I still remember when David Horowitz told me that Michael Moore is a Leninist. Bejamin Shapiro’s column just happens to make the same argument. Excerpt (I highly recomment reading the whole thing):
When war broke out in Europe in 1914, and the czar committed to Russian involvement, Lenin saw his chance: He could seize power by undermining czarism through anti-war activity. "[B]ut for the war," he wrote, "Russia could have gone on living for years and decades without a revolution against the capitalists." Lenin encouraged soldiers "to turn their guns on their officers" and stated that military disaster should be exploited to "hasten the destruction ... of the capitalist class."Meanwhile, Lenin also labeled colonialism an intrinsic evil of the capitalist system. Lenin said in "Imperialism: The Highest Stage of Capitalism" that "imperialist wars are absolutely inevitable under such an economic system ... Capitalism has grown into a world system of colonial oppression and of the financial strangulation of the overwhelming majority of the population of the world by a handful of 'advanced' countries."

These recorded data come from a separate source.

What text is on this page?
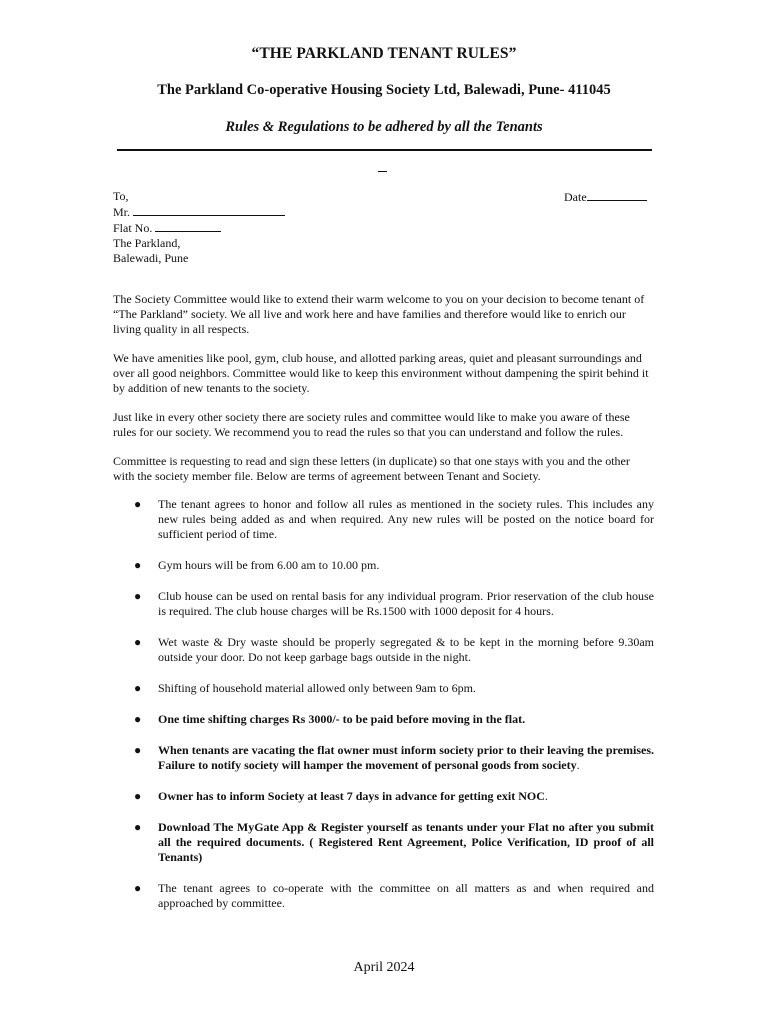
“THE PARKLAND TENANT RULES”
The Parkland Co-operative Housing Society Ltd, Balewadi, Pune- 411045
Rules & Regulations to be adhered by all the Tenants
To,
Mr.
Flat No.
The Parkland,
Balewadi, Pune
Date

The Society Committee would like to extend their warm welcome to you on your decision to become tenant of “The Parkland” society. We all live and work here and have families and therefore would like to enrich our living quality in all respects.

We have amenities like pool, gym, club house, and allotted parking areas, quiet and pleasant surroundings and over all good neighbors. Committee would like to keep this environment without dampening the spirit behind it by addition of new tenants to the society.

Just like in every other society there are society rules and committee would like to make you aware of these rules for our society. We recommend you to read the rules so that you can understand and follow the rules.

Committee is requesting to read and sign these letters (in duplicate) so that one stays with you and the other with the society member file. Below are terms of agreement between Tenant and Society.

● The tenant agrees to honor and follow all rules as mentioned in the society rules. This includes any new rules being added as and when required. Any new rules will be posted on the notice board for sufficient period of time.
● Gym hours will be from 6.00 am to 10.00 pm.
● Club house can be used on rental basis for any individual program. Prior reservation of the club house is required. The club house charges will be Rs.1500 with 1000 deposit for 4 hours.
● Wet waste & Dry waste should be properly segregated & to be kept in the morning before 9.30am outside your door. Do not keep garbage bags outside in the night.
● Shifting of household material allowed only between 9am to 6pm.
● One time shifting charges Rs 3000/- to be paid before moving in the flat.
● When tenants are vacating the flat owner must inform society prior to their leaving the premises. Failure to notify society will hamper the movement of personal goods from society.
● Owner has to inform Society at least 7 days in advance for getting exit NOC.
● Download The MyGate App & Register yourself as tenants under your Flat no after you submit all the required documents. ( Registered Rent Agreement, Police Verification, ID proof of all Tenants)
● The tenant agrees to co-operate with the committee on all matters as and when required and approached by committee.
April 2024
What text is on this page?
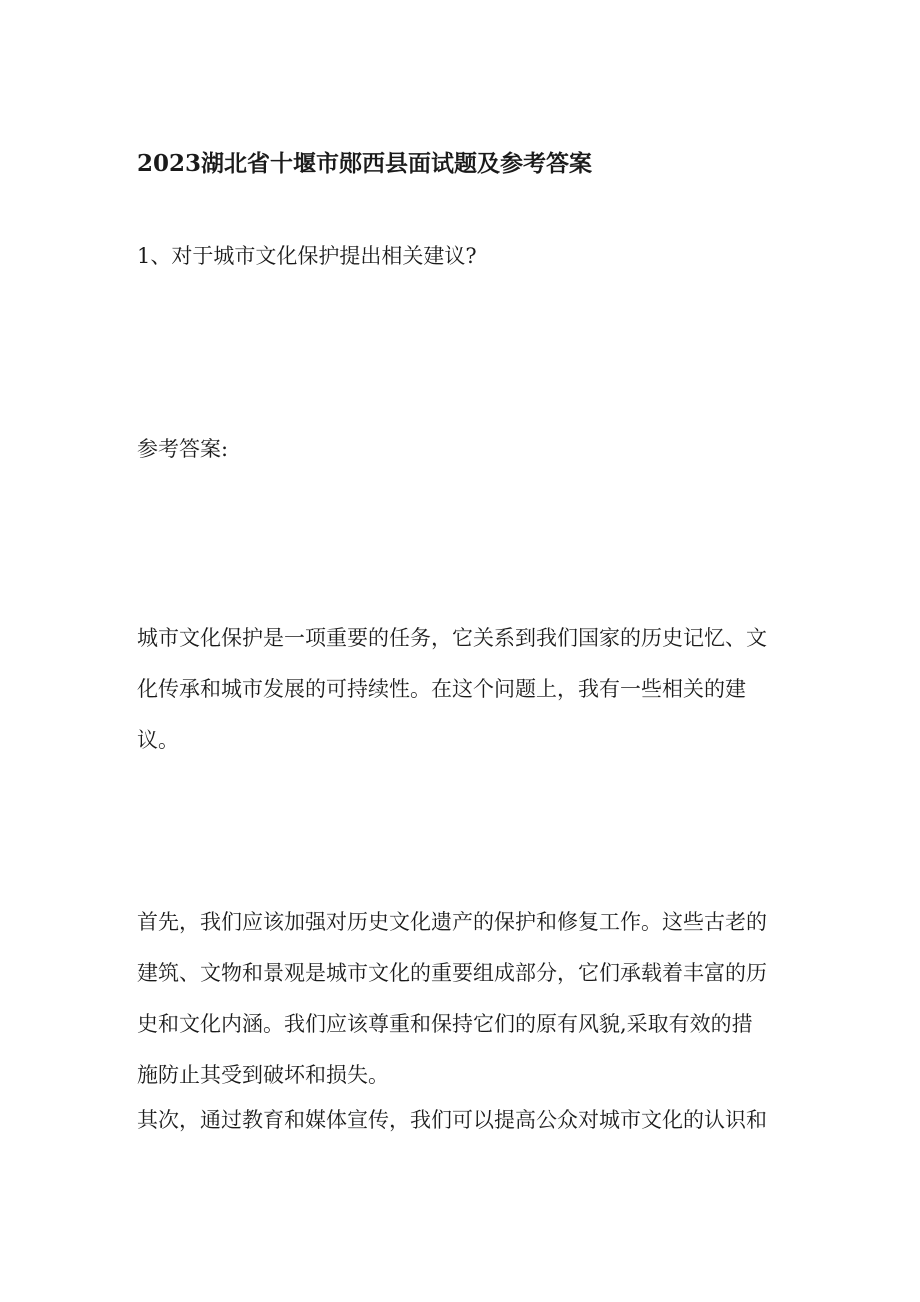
2023湖北省十堰市郧西县面试题及参考答案
1、对于城市文化保护提出相关建议?
参考答案:
城市文化保护是一项重要的任务，它关系到我们国家的历史记忆、文
化传承和城市发展的可持续性。在这个问题上，我有一些相关的建
议。
首先，我们应该加强对历史文化遗产的保护和修复工作。这些古老的
建筑、文物和景观是城市文化的重要组成部分，它们承载着丰富的历
史和文化内涵。我们应该尊重和保持它们的原有风貌,采取有效的措
施防止其受到破坏和损失。
其次，通过教育和媒体宣传，我们可以提高公众对城市文化的认识和
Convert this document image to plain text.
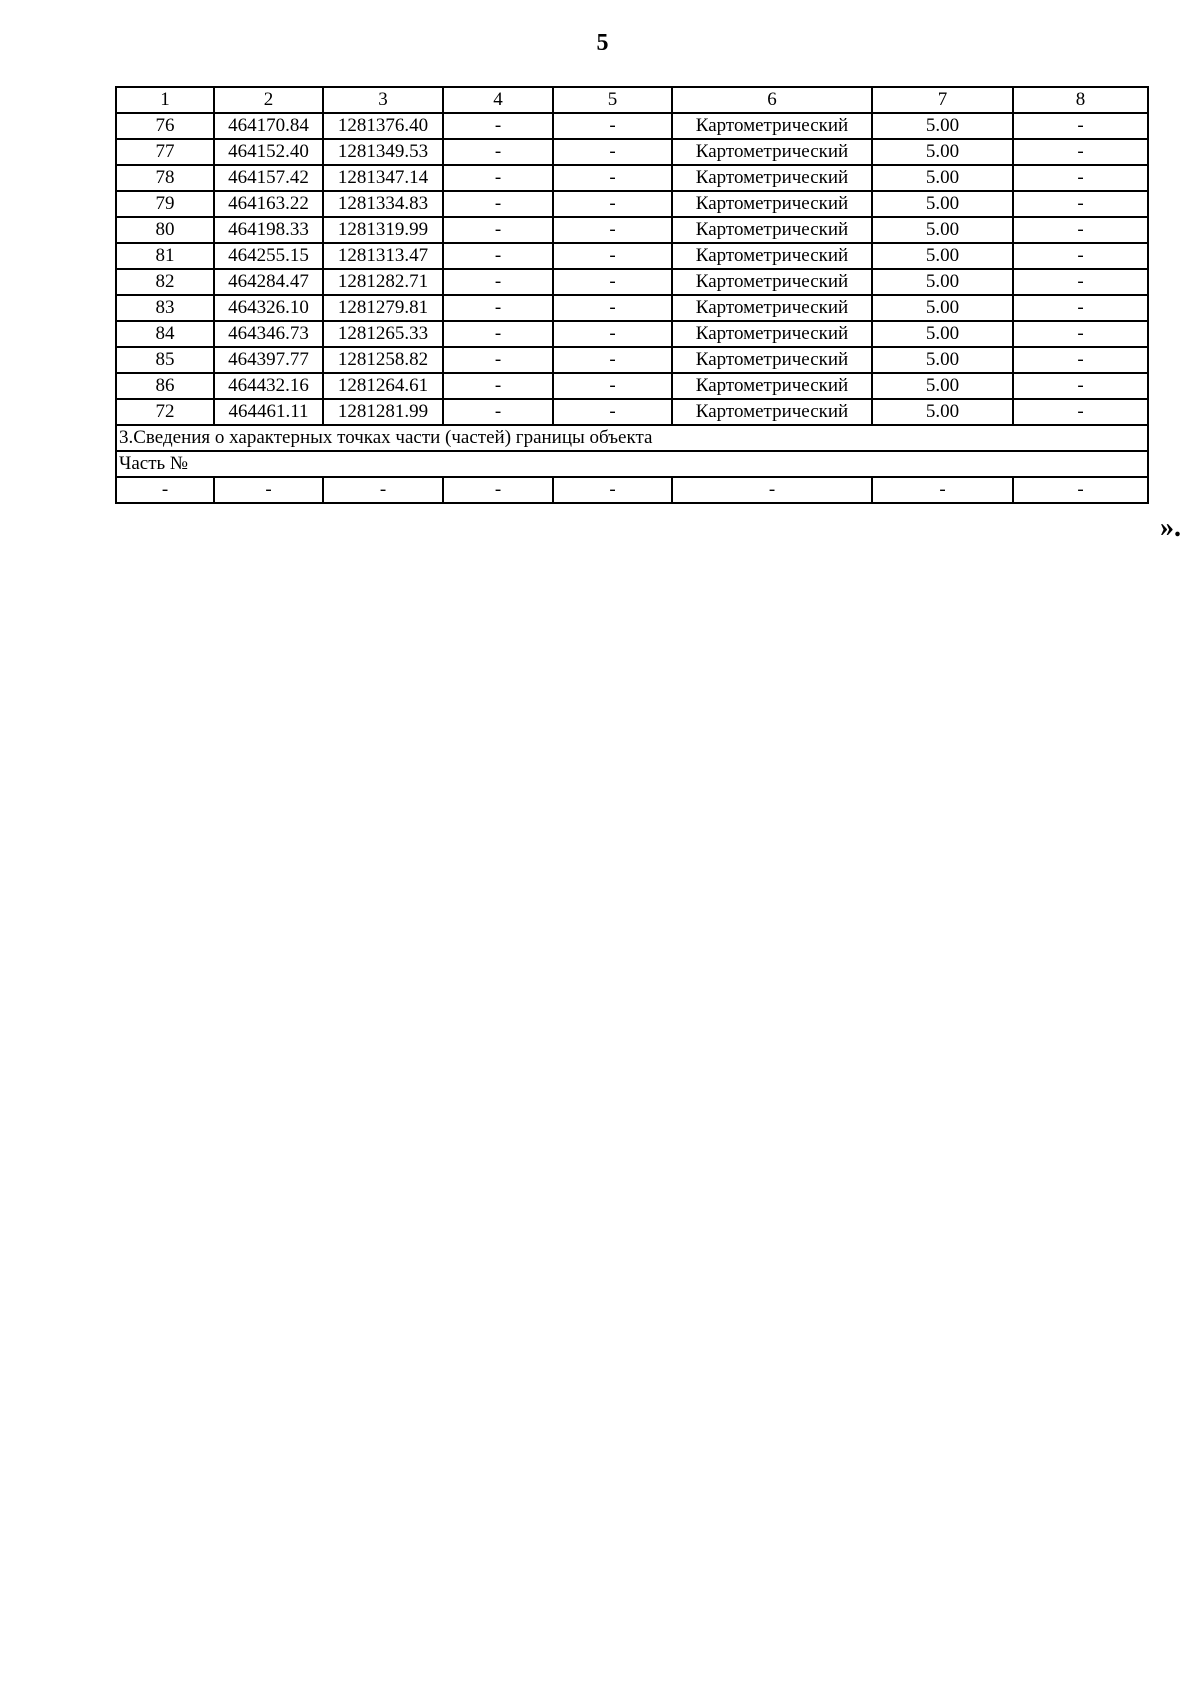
5
1	2	3	4	5	6	7	8
76	464170.84	1281376.40	-	-	Картометрический	5.00	-
77	464152.40	1281349.53	-	-	Картометрический	5.00	-
78	464157.42	1281347.14	-	-	Картометрический	5.00	-
79	464163.22	1281334.83	-	-	Картометрический	5.00	-
80	464198.33	1281319.99	-	-	Картометрический	5.00	-
81	464255.15	1281313.47	-	-	Картометрический	5.00	-
82	464284.47	1281282.71	-	-	Картометрический	5.00	-
83	464326.10	1281279.81	-	-	Картометрический	5.00	-
84	464346.73	1281265.33	-	-	Картометрический	5.00	-
85	464397.77	1281258.82	-	-	Картометрический	5.00	-
86	464432.16	1281264.61	-	-	Картометрический	5.00	-
72	464461.11	1281281.99	-	-	Картометрический	5.00	-
3.Сведения о характерных точках части (частей) границы объекта							
Часть №							
-	-	-	-	-	-	-	-
».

Lenin's goals, then, were: 1) to undermine the legitimacy of the ruling czarist system, 2) to do so through anti-war activity, and 3) to undermine capitalism by denouncing it as exploitative.
Lenin had an "excuse" for undermining the czarist system of government – it was dictatorial, even if Lenin and his successors would end up as far more brutal dictators than any of the czars.
Michael Moore has no excuse. America is a republic, and Moore is a threat to the republic.
He appears to pursue Lenin's goals. After dropping out of University of Michigan-Flint to pursue political activism, Moore started the Flint Voice, an alternative newspaper that became the Michigan Voice. Soon, he edited the radical-left Mother Jones magazine, where he was fired, supposedly for backing the communist Sandinista rebels.
Now he is a big backer of the terrorists in Iraq.